First, the doctor will ask about medical and family history and will perform a physical exam. The doctor will examine the patient’s body, including skin and eyes, and feel the abdomen to check for changes in the area near the pancreas, liver and gallbladder. Blood, urine and stool tests may be ordered. The visual information of a pancreatic tumor is often first noted on a radiographic study such as a computed tomography (CT) scan or magnetic resonance imaging (MRI).
TREATMENT
There are several methods of treatment for people with pancreatic cancer, depending on the type and stage of the cancer. The patient may be treated with surgery, radiation therapy, chemotherapy, biological therapies and/or complementary and alternative therapies. Some patients may receive one or more of these treatments. Clinical trials in pancreatic cancer are also available and should also be considered when selecting a treatment option.
Patients should seek care from hospitals and/or doctors that provide the best quality care. In many cases, this care can be obtained through hospitals or doctors that care for large numbers of people with pancreatic cancer. With more experience, hospitals or doctors may have greater knowledge of the disease and treatment options.
DIET AND NUTRITION
Many people with pancreatic cancer experience significant challenges in the area of diet and nutrition. With the diagnosis of pancreatic cancer, patients should incorporate a healthy diet and nutritional plan, developed together with a doctor or registered dietitian.
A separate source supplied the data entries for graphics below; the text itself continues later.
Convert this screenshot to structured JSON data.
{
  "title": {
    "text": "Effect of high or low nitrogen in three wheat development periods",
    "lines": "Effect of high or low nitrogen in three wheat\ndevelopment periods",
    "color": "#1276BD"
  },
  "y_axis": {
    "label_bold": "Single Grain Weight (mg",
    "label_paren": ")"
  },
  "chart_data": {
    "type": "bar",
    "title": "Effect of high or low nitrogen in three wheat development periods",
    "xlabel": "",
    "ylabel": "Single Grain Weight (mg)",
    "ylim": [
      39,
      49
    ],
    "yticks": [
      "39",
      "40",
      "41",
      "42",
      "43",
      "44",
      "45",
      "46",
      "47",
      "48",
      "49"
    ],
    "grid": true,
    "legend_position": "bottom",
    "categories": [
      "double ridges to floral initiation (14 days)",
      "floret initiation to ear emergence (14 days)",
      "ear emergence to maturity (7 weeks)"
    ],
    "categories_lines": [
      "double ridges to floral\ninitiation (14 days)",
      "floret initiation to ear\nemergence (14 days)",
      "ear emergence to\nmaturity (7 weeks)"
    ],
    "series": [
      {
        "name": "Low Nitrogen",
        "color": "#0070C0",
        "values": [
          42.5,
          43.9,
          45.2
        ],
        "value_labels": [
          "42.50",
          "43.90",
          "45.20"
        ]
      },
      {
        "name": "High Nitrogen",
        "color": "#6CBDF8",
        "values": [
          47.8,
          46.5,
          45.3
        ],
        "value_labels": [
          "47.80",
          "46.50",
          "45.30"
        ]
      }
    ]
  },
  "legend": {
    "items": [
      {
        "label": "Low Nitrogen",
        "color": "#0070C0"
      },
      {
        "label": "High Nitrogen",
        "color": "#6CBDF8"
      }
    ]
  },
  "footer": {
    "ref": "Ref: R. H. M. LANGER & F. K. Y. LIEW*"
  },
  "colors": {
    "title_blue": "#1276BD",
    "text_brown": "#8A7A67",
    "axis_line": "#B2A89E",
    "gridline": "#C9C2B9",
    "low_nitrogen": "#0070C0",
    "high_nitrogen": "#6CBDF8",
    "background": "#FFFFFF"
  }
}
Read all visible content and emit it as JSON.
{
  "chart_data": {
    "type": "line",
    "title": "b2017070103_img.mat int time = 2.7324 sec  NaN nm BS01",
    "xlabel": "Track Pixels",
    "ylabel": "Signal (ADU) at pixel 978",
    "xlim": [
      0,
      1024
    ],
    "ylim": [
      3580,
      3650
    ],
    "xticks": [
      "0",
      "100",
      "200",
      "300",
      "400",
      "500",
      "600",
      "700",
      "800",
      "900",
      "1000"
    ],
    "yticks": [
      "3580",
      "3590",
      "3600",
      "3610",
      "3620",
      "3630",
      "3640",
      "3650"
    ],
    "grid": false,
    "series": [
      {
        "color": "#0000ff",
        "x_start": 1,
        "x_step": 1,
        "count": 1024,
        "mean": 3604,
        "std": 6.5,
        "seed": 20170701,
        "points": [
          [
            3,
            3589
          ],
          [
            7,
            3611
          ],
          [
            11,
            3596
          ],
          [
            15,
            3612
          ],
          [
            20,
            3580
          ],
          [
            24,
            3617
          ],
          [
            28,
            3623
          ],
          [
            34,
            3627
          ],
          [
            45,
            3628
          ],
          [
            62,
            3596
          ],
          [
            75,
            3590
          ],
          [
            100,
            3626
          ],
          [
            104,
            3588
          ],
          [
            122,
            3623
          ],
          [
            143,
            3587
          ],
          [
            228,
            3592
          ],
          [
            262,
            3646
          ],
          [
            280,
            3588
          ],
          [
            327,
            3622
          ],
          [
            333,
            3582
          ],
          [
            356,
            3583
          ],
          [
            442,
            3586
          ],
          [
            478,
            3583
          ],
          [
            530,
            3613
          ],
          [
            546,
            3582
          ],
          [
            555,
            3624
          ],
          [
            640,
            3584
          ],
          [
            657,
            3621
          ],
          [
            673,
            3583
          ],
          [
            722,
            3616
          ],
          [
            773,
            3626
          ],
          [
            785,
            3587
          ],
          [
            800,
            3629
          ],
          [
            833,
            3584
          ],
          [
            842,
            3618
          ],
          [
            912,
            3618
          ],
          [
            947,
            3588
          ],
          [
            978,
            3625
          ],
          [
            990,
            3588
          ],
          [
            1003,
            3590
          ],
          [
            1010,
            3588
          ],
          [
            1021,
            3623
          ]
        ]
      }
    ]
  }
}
The patient's nutritional goal should be to consume an adequate amount of fluids, calories, protein and vitamins each day to maintain a desirable weight and activity level. Small, frequent meals throughout the day (five to six meals/snacks total), with each having a rich source of protein, are usually best tolerated.
The primary nutrition goals of changes in diet are to:
- Prevent or reverse poor nutrition.
- Maintain dose and schedule of cancer treatments.
- Manage symptoms.
- Maintain or improve weight and strength.
Before making changes in diet or using nutritional supplements, it is important to discuss these topics with a doctor or registered dietitian.